I've been trying to find an example of a function $f \in \mathcal{C}[-1,2]$ with $f \neq 0$ such that $\int_{-1}^2 x^{2n} f(x) \; dx = 0$ for all $n \geqslant 0$, but I'm finding it very difficult. I thought about just proving existence (without finding an explicit function), but not sure how to do it. I'm fairly certain it has something to do with the Stone-Weierstrass Theorem or the Weierstrass Approximation Theorem though. Any ideas to point me in the right direction would be greatly appreciated.
Prove that there a non-zero continuous function $f$ on $[-1,2]$ for which $\int_{-1}^2 x^{2n} f(x) \; dx = 0$ for all $n \geqslant 0$.
definite integralsintegrationreal-analysisweierstrass-approximation
Best Answer
Since $x^{2n}$ is even function $\forall n \in \mathbb{Z}$, this implies that for any odd function $f$, $\int_{-a}^{a}x^{2n}f(x)dx=0$.

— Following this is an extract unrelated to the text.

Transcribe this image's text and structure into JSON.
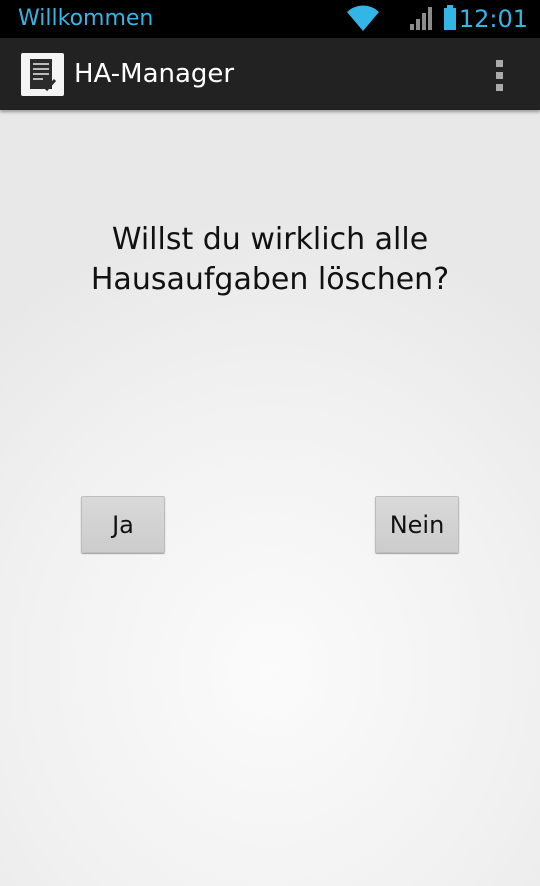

Under the condition that $f(x)$ continuously tapers off to $0$ when $x$ approaches $\pm a$, and $f(x)=0$ when $|x|\geq a$, then $\int_{-a}^{b}x^{2n}f(x)dx=0$.
One such example is $f(x)=\arcsin(\sin(k\pi x))\lfloor e^{-x^2}+1-\frac{1}{e}\rfloor$ for any $k \in \mathbb{Z}$
An important note is that $f$ doens't have to have kinks either,
Take for instance $f(x)=(1-\cos(2k\pi x))\lfloor e^{-x^2}+1-\frac{1}{e}\rfloor sgn(x)$, where $sgn$ is the sign function.
In general, any odd function $O$, and any even function $A$ such that $A(x)=0$ when $|x|$ larger than some $a$ implies that:
$$\int_{x_0}^{x_1}AOdx=0$$
For any bounds such that $\min(|x_0|,|x_1|) \geq a$ or $|x_0|=|x_1|$